Les lyrics violents et slackness font partis du système. Un système qui requiert de ses participants d’adopter pleinement la façade qui dit que les biens matériels, l’argent,
et le pouvoir sont les vrais buts de la vie. S’ils pensaient le contraire alors ils n’auraient rien à leur vendre, mais ils ont bien quelque chose à vendre et ils ont besoin
qu’ils l’achètent. Cependant une fois qu’ils l’ont fait, ils se rendent compte que leurs possessions est creuse et n’en vaut pas la peine.

J’espère que la Jamaïque et que le reggae retournent réellement au Roots and Culture, aux lyrics conscious. Cependant ils doivent juste avoir en tête que ce n’est pas de la
pop-music, ce n’est pas de la musique produite en tant que produit. Ca veut dire que tu ne peux pas être positif et conscious aujourd’hui et être slackness demain. Si tu es
vraiment conscious alors tu as dompté ces tentations et tout ce qu’il reste c’est la musique et sa mission.

Maintenant que vous êtes « Upon the Bridge », pouvez-vous s’il vous plait nous dire qu’est ce qu’il y a de l’autre côté?

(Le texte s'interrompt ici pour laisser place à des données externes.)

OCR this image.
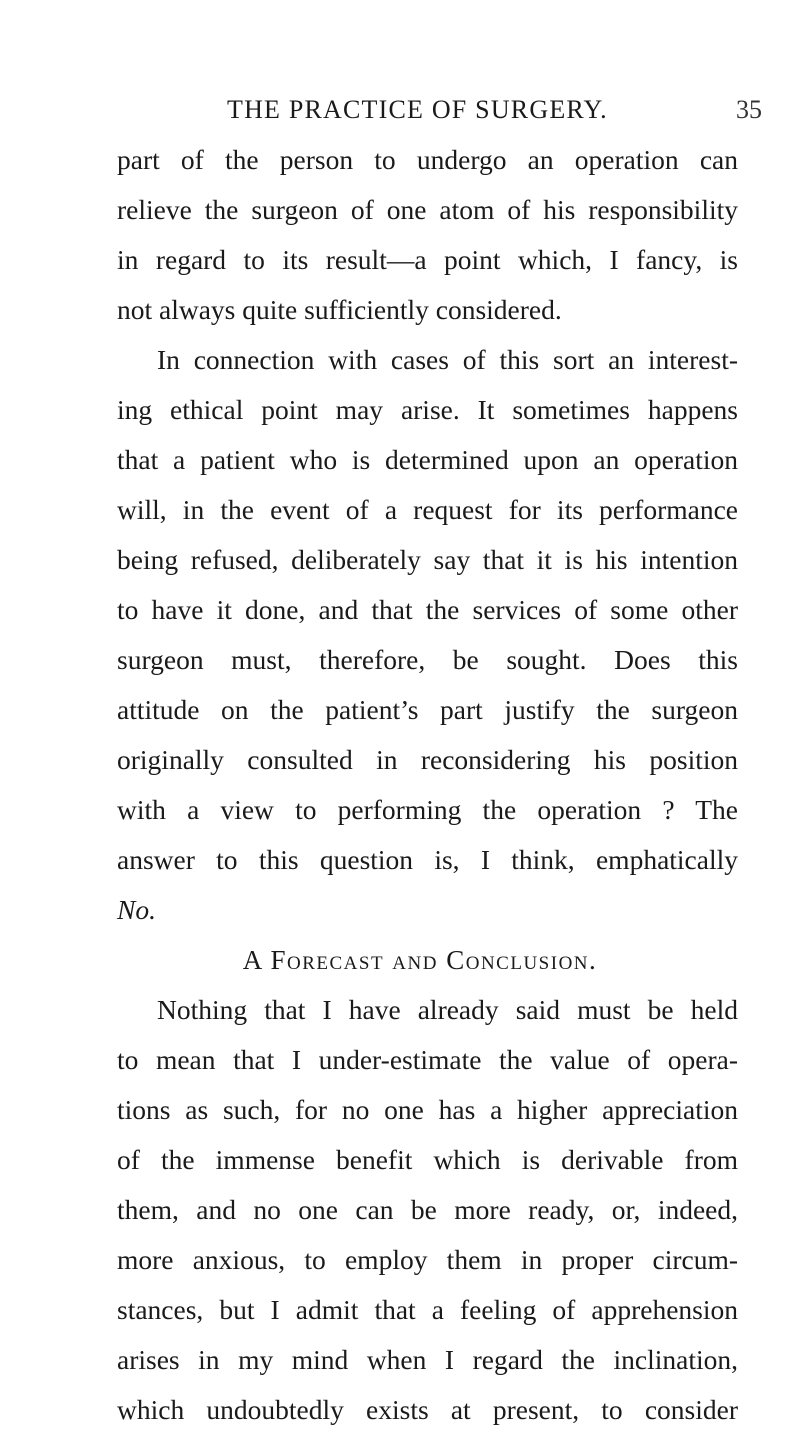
THE PRACTICE OF SURGERY.	35
part of the person to undergo an operation can
relieve the surgeon of one atom of his responsibility
in regard to its result—a point which, I fancy, is
not always quite sufficiently considered.
In connection with cases of this sort an interest-
ing ethical point may arise. It sometimes happens
that a patient who is determined upon an operation
will, in the event of a request for its performance
being refused, deliberately say that it is his intention
to have it done, and that the services of some other
surgeon must, therefore, be sought. Does this
attitude on the patient’s part justify the surgeon
originally consulted in reconsidering his position
with a view to performing the operation ? The
answer to this question is, I think, emphatically
No.
A Forecast and Conclusion.
Nothing that I have already said must be held
to mean that I under-estimate the value of opera-
tions as such, for no one has a higher appreciation
of the immense benefit which is derivable from
them, and no one can be more ready, or, indeed,
more anxious, to employ them in proper circum-
stances, but I admit that a feeling of apprehension
arises in my mind when I regard the inclination,
which undoubtedly exists at present, to consider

A quoi ce pont mène t-il?

Harrison : C’est une question très complexe tant musicalement que socialement. Tout ce que je peux dire c’est que de grands changements sont en train d’arriver.

Merci beaucoup pour cet interview et pour votre travail. Vous êtes réellement de grands musiciens! Guidance et Blesssings à vous les gars…

Harrison : Merci Frank, tout le plaisir était pour moi… et en attendant la prochaine fois, Blessings, Harrison.